Bu, burada bulunan Kabil ve Habil'in metnin içeriğini yanlış yorumladığı anlamına gelir.
“Ben içeri girdiğimde birdim ama sen içeri girdiğinde iki kişi vardı, yani dışarı çıktığında tekrar bir olmak zorunda mısın?”
Baskeville arkasındaki mağaraya baktı.
Tek bir ışık teli olmayan simsiyahtı.
ve önünde ışığın olduğu taş bir oda vardı.
Çok geçmeden vikir kafatasına bakmak için başını çevirdi.
Kafatasının ucunda asılı olan şey kendi gölgesidir. gölge!
“... ... Sağ.”
vikir yumruğunu kaldırdı.
Daha sonra taş odayı kırmızı renkte aydınlatan büyük yakut cevherini yumruğuyla parçaladı ve parçaladı.
Tık!
Yakut parçalandığında içindeki zayıf büyü de kaybolur.
Taş odanın içi bir anlığına karanlığa gömüldü.
TAMAM.
Ku-gu-gu-gu-gu-kwak!
Garip bir şey oldu.
Taş odanın bir tarafındaki taş duvar çökmüştü.
Duvar o kadar kalındı ki kalınlığı tek başına onlarca metreye ulaşabiliyordu.

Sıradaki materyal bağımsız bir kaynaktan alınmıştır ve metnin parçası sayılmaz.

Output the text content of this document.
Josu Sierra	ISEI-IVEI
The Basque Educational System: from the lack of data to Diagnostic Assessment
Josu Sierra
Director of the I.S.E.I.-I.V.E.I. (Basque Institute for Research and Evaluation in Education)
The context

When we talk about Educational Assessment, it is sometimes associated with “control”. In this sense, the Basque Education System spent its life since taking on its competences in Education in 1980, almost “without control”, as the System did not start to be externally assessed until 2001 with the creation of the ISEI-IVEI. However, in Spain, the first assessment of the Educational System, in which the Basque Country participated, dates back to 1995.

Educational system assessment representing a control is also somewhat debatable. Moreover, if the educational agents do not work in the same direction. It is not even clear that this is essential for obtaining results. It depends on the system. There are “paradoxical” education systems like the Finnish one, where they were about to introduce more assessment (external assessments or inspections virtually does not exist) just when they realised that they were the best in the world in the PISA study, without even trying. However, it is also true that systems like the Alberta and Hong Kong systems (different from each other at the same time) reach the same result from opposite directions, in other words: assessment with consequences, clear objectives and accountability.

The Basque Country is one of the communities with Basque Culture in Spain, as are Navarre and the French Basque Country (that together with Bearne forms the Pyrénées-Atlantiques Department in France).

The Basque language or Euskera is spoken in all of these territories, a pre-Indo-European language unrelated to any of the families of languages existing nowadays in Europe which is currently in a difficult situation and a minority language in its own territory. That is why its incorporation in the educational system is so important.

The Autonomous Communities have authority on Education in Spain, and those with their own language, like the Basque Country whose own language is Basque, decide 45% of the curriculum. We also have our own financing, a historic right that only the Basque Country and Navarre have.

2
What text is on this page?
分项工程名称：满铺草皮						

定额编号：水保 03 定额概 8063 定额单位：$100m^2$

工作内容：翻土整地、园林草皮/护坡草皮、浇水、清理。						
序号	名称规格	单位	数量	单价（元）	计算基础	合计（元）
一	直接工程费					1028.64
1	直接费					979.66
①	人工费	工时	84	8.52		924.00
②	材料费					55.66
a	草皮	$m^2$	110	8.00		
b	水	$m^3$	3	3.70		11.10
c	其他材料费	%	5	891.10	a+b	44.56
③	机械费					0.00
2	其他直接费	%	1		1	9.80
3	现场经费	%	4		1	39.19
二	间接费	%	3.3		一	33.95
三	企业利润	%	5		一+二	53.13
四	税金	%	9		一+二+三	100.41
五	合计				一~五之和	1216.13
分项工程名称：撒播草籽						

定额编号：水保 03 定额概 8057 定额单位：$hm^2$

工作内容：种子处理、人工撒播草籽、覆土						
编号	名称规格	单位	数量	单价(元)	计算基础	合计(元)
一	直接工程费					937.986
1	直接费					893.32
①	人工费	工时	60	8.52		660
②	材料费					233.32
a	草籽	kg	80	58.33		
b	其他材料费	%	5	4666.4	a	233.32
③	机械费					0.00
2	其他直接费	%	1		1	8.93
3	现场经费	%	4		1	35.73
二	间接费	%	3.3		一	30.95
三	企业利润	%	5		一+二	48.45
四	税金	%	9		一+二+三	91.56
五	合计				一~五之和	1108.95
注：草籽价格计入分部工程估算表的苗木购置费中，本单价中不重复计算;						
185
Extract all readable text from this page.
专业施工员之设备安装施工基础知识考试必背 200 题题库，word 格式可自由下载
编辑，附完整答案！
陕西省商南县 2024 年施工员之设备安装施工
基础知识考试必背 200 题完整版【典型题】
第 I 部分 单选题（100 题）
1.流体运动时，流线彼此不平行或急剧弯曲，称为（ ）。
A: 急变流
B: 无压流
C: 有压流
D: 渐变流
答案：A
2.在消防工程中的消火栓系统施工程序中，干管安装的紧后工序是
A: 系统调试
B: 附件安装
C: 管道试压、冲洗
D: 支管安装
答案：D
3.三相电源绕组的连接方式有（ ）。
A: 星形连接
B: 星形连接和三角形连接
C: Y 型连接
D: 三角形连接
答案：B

O kadar büyük ki onu asla bir kapı olarak düşünemezsiniz.
viktor başını salladı.
Bilmecenin cevabı basit 'gölge'ydi.
İçeri girdiğinizde karanlığın geçişinde tamamen yalnızsınız ama yakut ışıkla aydınlatılan taş odaya girdiğiniz anda gölgeler ayrılıyor.
ve yakut kaldırılıp zifiri karanlık geldiğinde gölge bedene geri döner.
Birleştiklerinde taş odanın son aşaması açılacak.
vikir ihtiyatlı bir şekilde onun önüne uzandı.
Neyse ki taş duvarın ötesindeki alan düz, tek bir yoldu ve hiçbir tuzak yoktu.
Kabil ve Habil, kaynayan canavarları uzun zaman önce çözmüş olurdu, o yüzden geriye kalan tek şey zindanın ödüllerini kontrol etmek.
Çok geçmeden vikir'in parmak uçlarına soğuk bir şey dokundu.
Bu bir kılıcın sapıdır.
Kılıç kayaya dikey olarak sıkı bir şekilde saplanmıştı ve önüne bir yazı yazılmıştı.
vikir parmak uçlarıyla uğraştı ve kelimeleri okudu.
'Sadece Baskeville'lerin kanı bu'...''Çıkabilecek miyim?'
Metinde Baskeville soyadı ve Carl'ın adı geçmektedir.
ve bıçağın adını öğrendiği an vikir'e yıldırım gibi bir şok çarptı.
“... ...Bu, burada bulunan bir eser miydi?”